The army is the true nobility of our country.


The courage of a soldier is found to be the cheapest and most common quality of human nature.


The feeling about a soldier is, when all is said and done, he wasn't really going to do very much with his life anyway. The example usually is: ''he wasn't going to compose Beethoven's Fifth.''


The General Order is always to maneuver in a body and on the attack; to maintain strict but not pettifogging discipline; to keep the troops constantly at the ready; to employ the utmost vigilance on sentry go; to use the bayonet on every possible occasion; and to follow up the enemy remorselessly until he is utterly destroyed.


The greatest general is he who makes the fewest mistakes.


The military mind is indeed a menace.
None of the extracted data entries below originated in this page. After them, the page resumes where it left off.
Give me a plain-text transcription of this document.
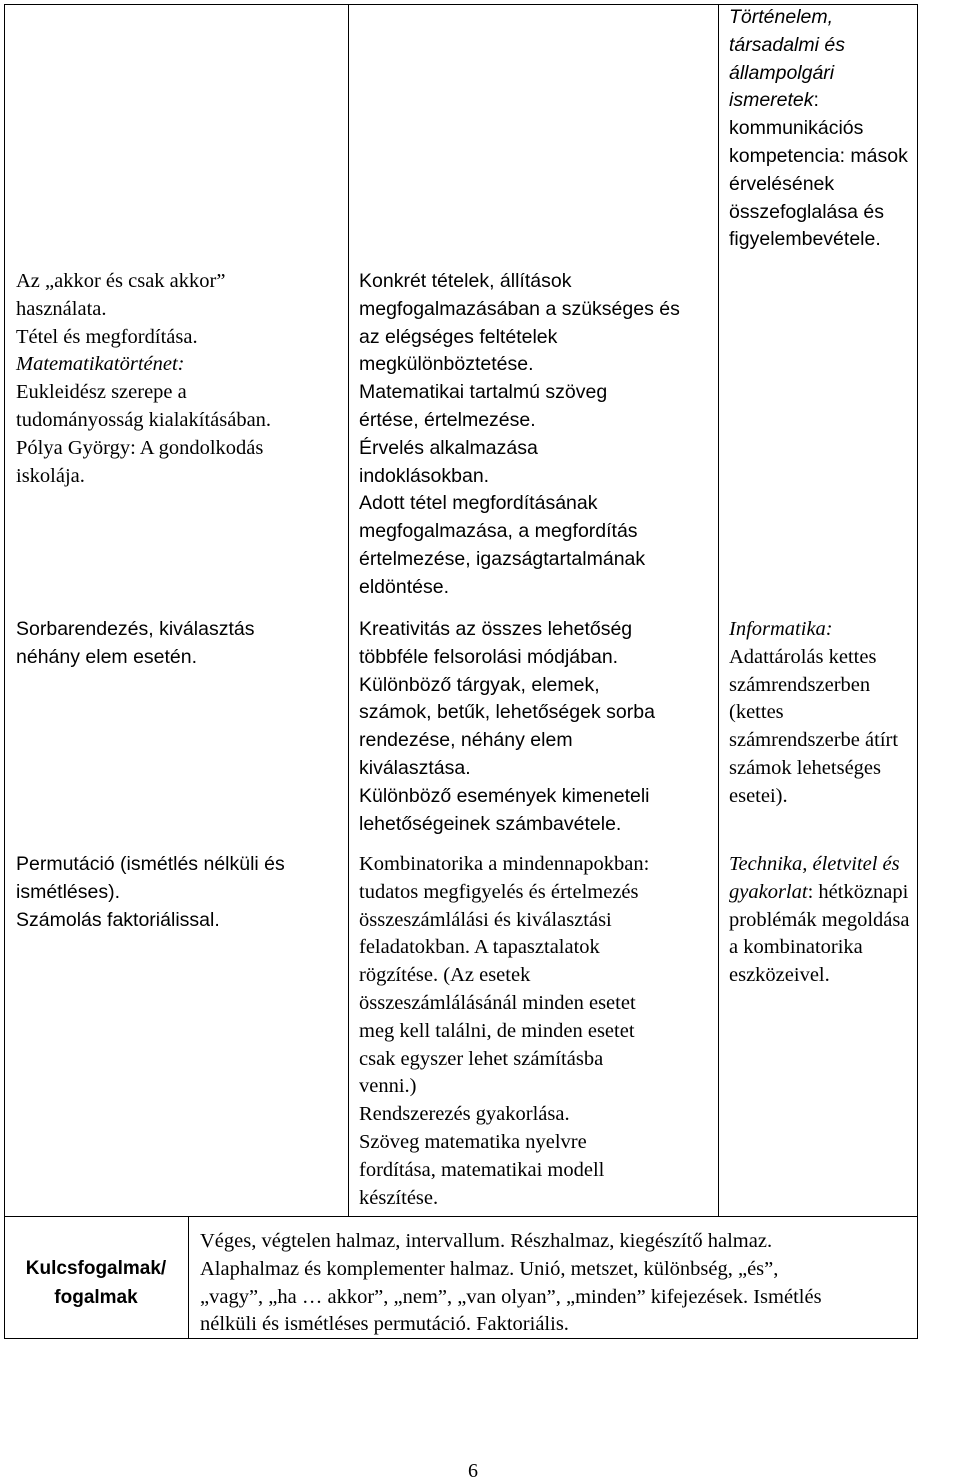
Az „akkor és csak akkor”
használata.
Tétel és megfordítása.
Matematikatörténet:
Eukleidész szerepe a
tudományosság kialakításában.
Pólya György: A gondolkodás
iskolája.
Sorbarendezés, kiválasztás
néhány elem esetén.
Permutáció (ismétlés nélküli és
ismétléses).
Számolás faktoriálissal.
Konkrét tételek, állítások
megfogalmazásában a szükséges és
az elégséges feltételek
megkülönböztetése.
Matematikai tartalmú szöveg
értése, értelmezése.
Érvelés alkalmazása
indoklásokban.
Adott tétel megfordításának
megfogalmazása, a megfordítás
értelmezése, igazságtartalmának
eldöntése.
Kreativitás az összes lehetőség
többféle felsorolási módjában.
Különböző tárgyak, elemek,
számok, betűk, lehetőségek sorba
rendezése, néhány elem
kiválasztása.
Különböző események kimeneteli
lehetőségeinek számbavétele.
Kombinatorika a mindennapokban:
tudatos megfigyelés és értelmezés
összeszámlálási és kiválasztási
feladatokban. A tapasztalatok
rögzítése. (Az esetek
összeszámlálásánál minden esetet
meg kell találni, de minden esetet
csak egyszer lehet számításba
venni.)
Rendszerezés gyakorlása.
Szöveg matematika nyelvre
fordítása, matematikai modell
készítése.
Történelem,
társadalmi és
állampolgári
ismeretek:
kommunikációs
kompetencia: mások
érvelésének
összefoglalása és
figyelembevétele.
Informatika:
Adattárolás kettes
számrendszerben
(kettes
számrendszerbe átírt
számok lehetséges
esetei).
Technika, életvitel és
gyakorlat: hétköznapi
problémák megoldása
a kombinatorika
eszközeivel.
Kulcsfogalmak/
fogalmak
Véges, végtelen halmaz, intervallum. Részhalmaz, kiegészítő halmaz.
Alaphalmaz és komplementer halmaz. Unió, metszet, különbség, „és”,
„vagy”, „ha … akkor”, „nem”, „van olyan”, „minden” kifejezések. Ismétlés
nélküli és ismétléses permutáció. Faktoriális.
6
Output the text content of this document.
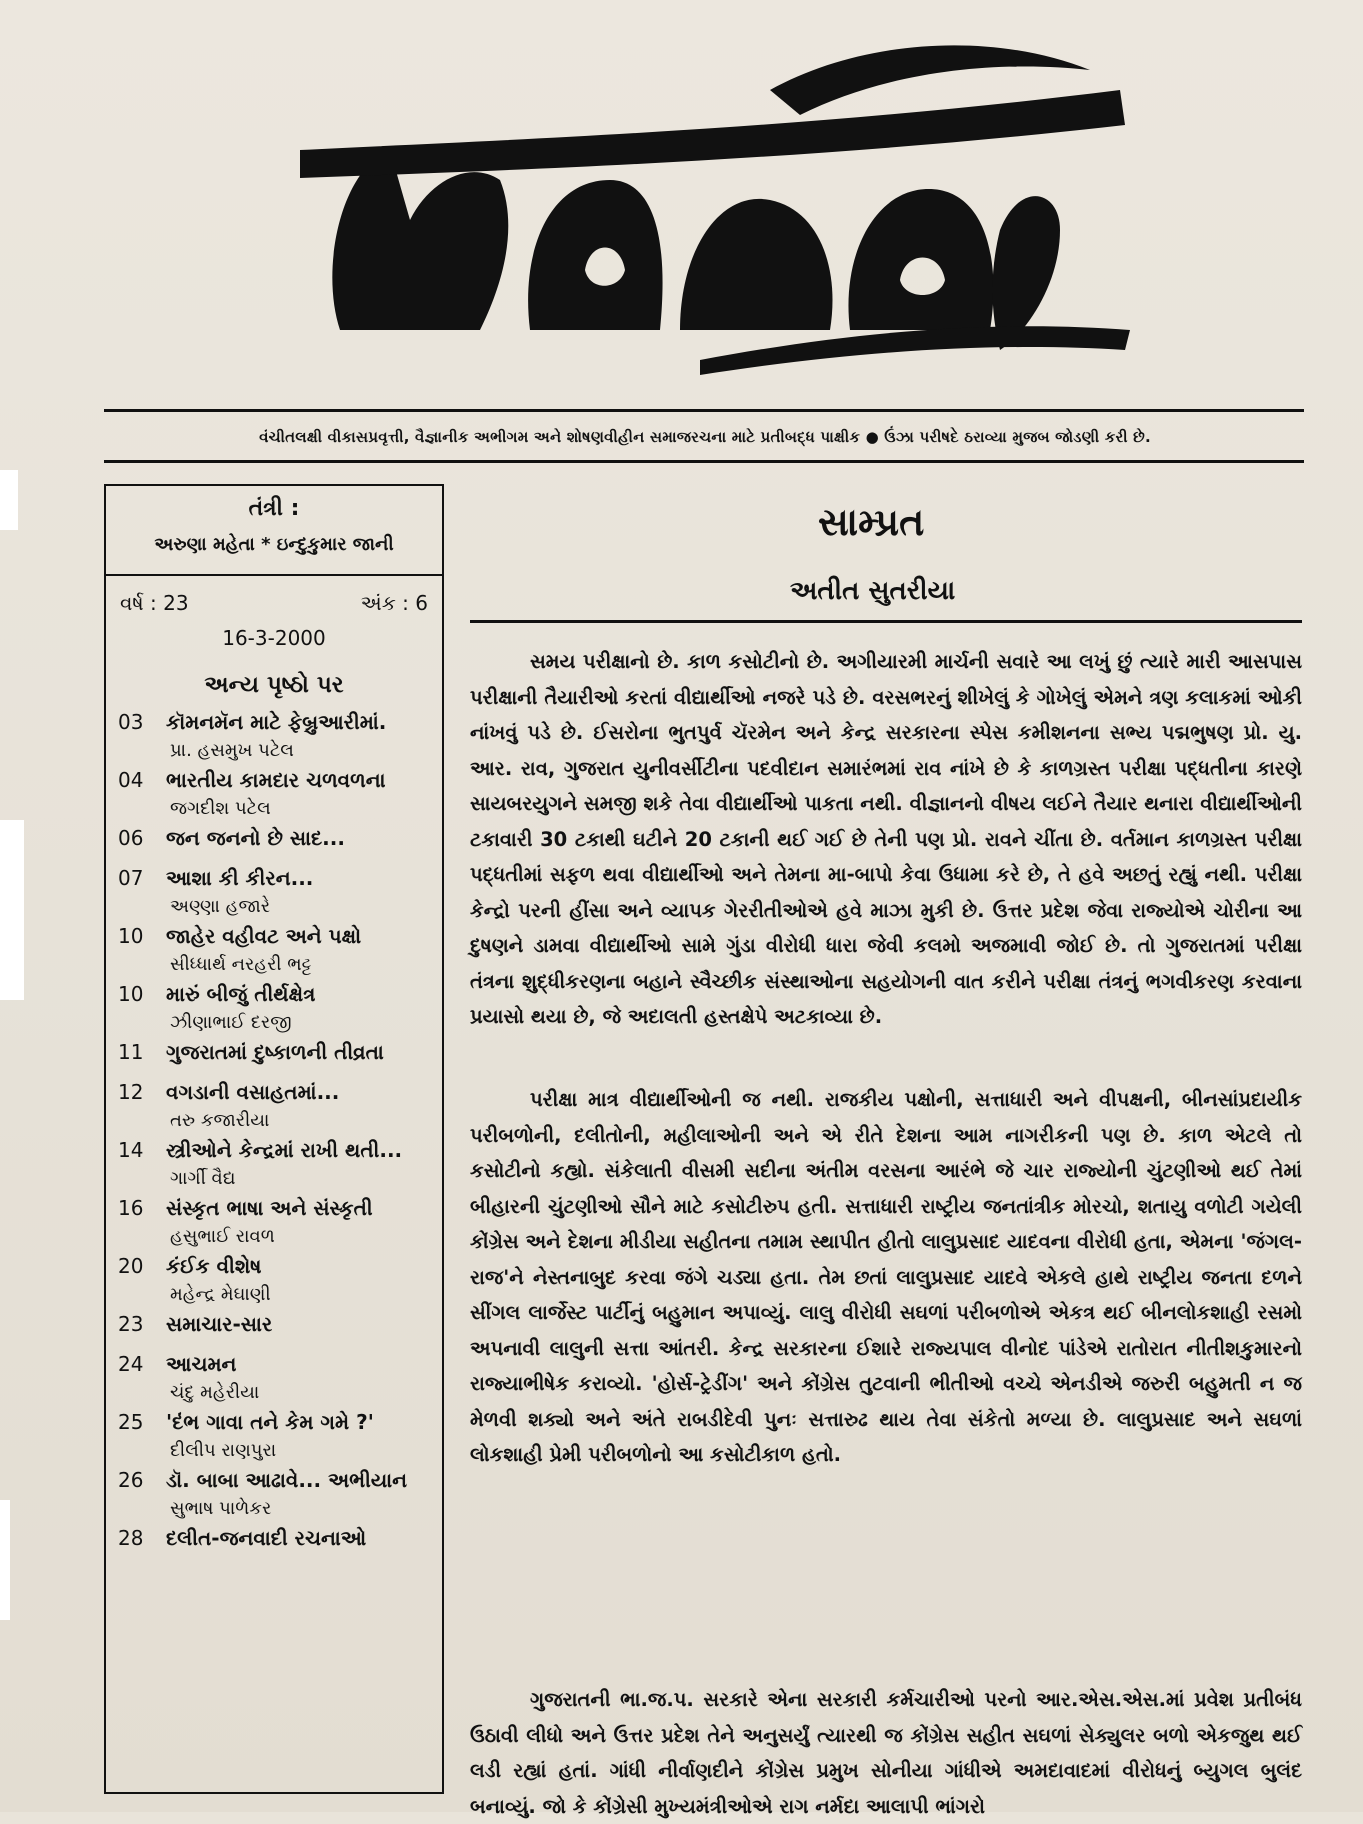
વંચીતલક્ષી વીકાસપ્રવૃત્તી, વૈજ્ઞાનીક અભીગમ અને શોષણવીહીન સમાજરચના માટે પ્રતીબદ્ધ પાક્ષીક ● ઉંઝા પરીષદે ઠરાવ્યા મુજબ જોડણી કરી છે.
તંત્રી :
અરુણા મહેતા * ઇન્દુકુમાર જાની
વર્ષ : 23	અંક : 6
16-3-2000
અન્ય પૃષ્ઠો પર
03 કૉમનમૅન માટે ફેબ્રુઆરીમાં.
પ્રા. હસમુખ પટેલ
04 ભારતીય કામદાર ચળવળના
જગદીશ પટેલ
06 જન જનનો છે સાદ...
07 આશા કી કીરન...
અણ્ણા હજારે
10 જાહેર વહીવટ અને પક્ષો
સીધ્ધાર્થ નરહરી ભટ્ટ
10 મારું બીજું તીર્થક્ષેત્ર
ઝીણાભાઈ દરજી
11 ગુજરાતમાં દુષ્કાળની તીવ્રતા
12 વગડાની વસાહતમાં...
તરુ કજારીયા
14 સ્ત્રીઓને કેન્દ્રમાં રાખી થતી...
ગાર્ગી વૈદ્ય
16 સંસ્કૃત ભાષા અને સંસ્કૃતી
હસુભાઈ રાવળ
20 કંઈક વીશેષ
મહેન્દ્ર મેઘાણી
23 સમાચાર-સાર
24 આચમન
ચંદુ મહેરીયા
25 'દંભ ગાવા તને કેમ ગમે ?'
દીલીપ રાણપુરા
26 ડૉ. બાબા આઢાવે... અભીયાન
સુભાષ પાળેકર
28 દલીત-જનવાદી રચનાઓ
સામ્પ્રત
અતીત સુતરીયા
સમય પરીક્ષાનો છે. કાળ કસોટીનો છે. અગીયારમી માર્ચની સવારે આ લખું છું ત્યારે મારી આસપાસ પરીક્ષાની તૈયારીઓ કરતાં વીદ્યાર્થીઓ નજરે પડે છે. વરસભરનું શીખેલું કે ગોખેલું એમને ત્રણ કલાકમાં ઓકી નાંખવું પડે છે. ઈસરોના ભુતપુર્વ ચૅરમેન અને કેન્દ્ર સરકારના સ્પેસ કમીશનના સભ્ય પદ્મભુષણ પ્રો. યુ. આર. રાવ, ગુજરાત યુનીવર્સીટીના પદવીદાન સમારંભમાં રાવ નાંખે છે કે કાળગ્રસ્ત પરીક્ષા પદ્ધતીના કારણે સાયબરયુગને સમજી શકે તેવા વીદ્યાર્થીઓ પાકતા નથી. વીજ્ઞાનનો વીષય લઈને તૈયાર થનારા વીદ્યાર્થીઓની ટકાવારી 30 ટકાથી ઘટીને 20 ટકાની થઈ ગઈ છે તેની પણ પ્રો. રાવને ચીંતા છે. વર્તમાન કાળગ્રસ્ત પરીક્ષા પદ્ધતીમાં સફળ થવા વીદ્યાર્થીઓ અને તેમના મા-બાપો કેવા ઉધામા કરે છે, તે હવે અછતું રહ્યું નથી. પરીક્ષા કેન્દ્રો પરની હીંસા અને વ્યાપક ગેરરીતીઓએ હવે માઝા મુકી છે. ઉત્તર પ્રદેશ જેવા રાજ્યોએ ચોરીના આ દુષણને ડામવા વીદ્યાર્થીઓ સામે ગુંડા વીરોધી ધારા જેવી કલમો અજમાવી જોઈ છે. તો ગુજરાતમાં પરીક્ષા તંત્રના શુદ્ધીકરણના બહાને સ્વૈચ્છીક સંસ્થાઓના સહયોગની વાત કરીને પરીક્ષા તંત્રનું ભગવીકરણ કરવાના પ્રયાસો થયા છે, જે અદાલતી હસ્તક્ષેપે અટકાવ્યા છે.
પરીક્ષા માત્ર વીદ્યાર્થીઓની જ નથી. રાજકીય પક્ષોની, સત્તાધારી અને વીપક્ષની, બીનસાંપ્રદાયીક પરીબળોની, દલીતોની, મહીલાઓની અને એ રીતે દેશના આમ નાગરીકની પણ છે. કાળ એટલે તો કસોટીનો કહ્યો. સંકેલાતી વીસમી સદીના અંતીમ વરસના આરંભે જે ચાર રાજ્યોની ચુંટણીઓ થઈ તેમાં બીહારની ચુંટણીઓ સૌને માટે કસોટીરુપ હતી. સત્તાધારી રાષ્ટ્રીય જનતાંત્રીક મોરચો, શતાયુ વળોટી ગયેલી કોંગ્રેસ અને દેશના મીડીયા સહીતના તમામ સ્થાપીત હીતો લાલુપ્રસાદ યાદવના વીરોધી હતા, એમના 'જંગલ-રાજ'ને નેસ્તનાબુદ કરવા જંગે ચડ્યા હતા. તેમ છતાં લાલુપ્રસાદ યાદવે એકલે હાથે રાષ્ટ્રીય જનતા દળને સીંગલ લાર્જેસ્ટ પાર્ટીનું બહુમાન અપાવ્યું. લાલુ વીરોધી સઘળાં પરીબળોએ એકત્ર થઈ બીનલોકશાહી રસમો અપનાવી લાલુની સત્તા આંતરી. કેન્દ્ર સરકારના ઈશારે રાજ્યપાલ વીનોદ પાંડેએ રાતોરાત નીતીશકુમારનો રાજ્યાભીષેક કરાવ્યો. 'હોર્સ-ટ્રેડીંગ' અને કોંગ્રેસ તુટવાની ભીતીઓ વચ્ચે એનડીએ જરુરી બહુમતી ન જ મેળવી શક્યો અને અંતે રાબડીદેવી પુનઃ સત્તારુઢ થાય તેવા સંકેતો મળ્યા છે. લાલુપ્રસાદ અને સઘળાં લોકશાહી પ્રેમી પરીબળોનો આ કસોટીકાળ હતો.
ગુજરાતની ભા.જ.પ. સરકારે એના સરકારી કર્મચારીઓ પરનો આર.એસ.એસ.માં પ્રવેશ પ્રતીબંધ ઉઠાવી લીધો અને ઉત્તર પ્રદેશ તેને અનુસર્યું ત્યારથી જ કોંગ્રેસ સહીત સઘળાં સેક્યુલર બળો એકજુથ થઈ લડી રહ્યાં હતાં. ગાંધી નીર્વાણદીને કોંગ્રેસ પ્રમુખ સોનીયા ગાંધીએ અમદાવાદમાં વીરોધનું બ્યુગલ બુલંદ બનાવ્યું. જો કે કોંગ્રેસી મુખ્યમંત્રીઓએ રાગ નર્મદા આલાપી ભાંગરો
Old-fashioned futurity that sees only men fighting and dying in smoke and fire; hears nothing more civilized than a cannonade; scents nothing but the stink of battle-wounds and blood.


The most advanced nations are always those who navigate the most.


The nation which forgets its defenders will be itself forgotten.


The Royal Navy of England hath ever been its greatest defense and ornament; it is its ancient and natural strength; the floating bulwark of the island.


The wonder is always new that any sane man can be a sailor.


There are few men more superstitious than soldiers. They are, after all, the men who live closest to death.


There is nothing more enticing, disenchanting, and enslaving than the life at sea.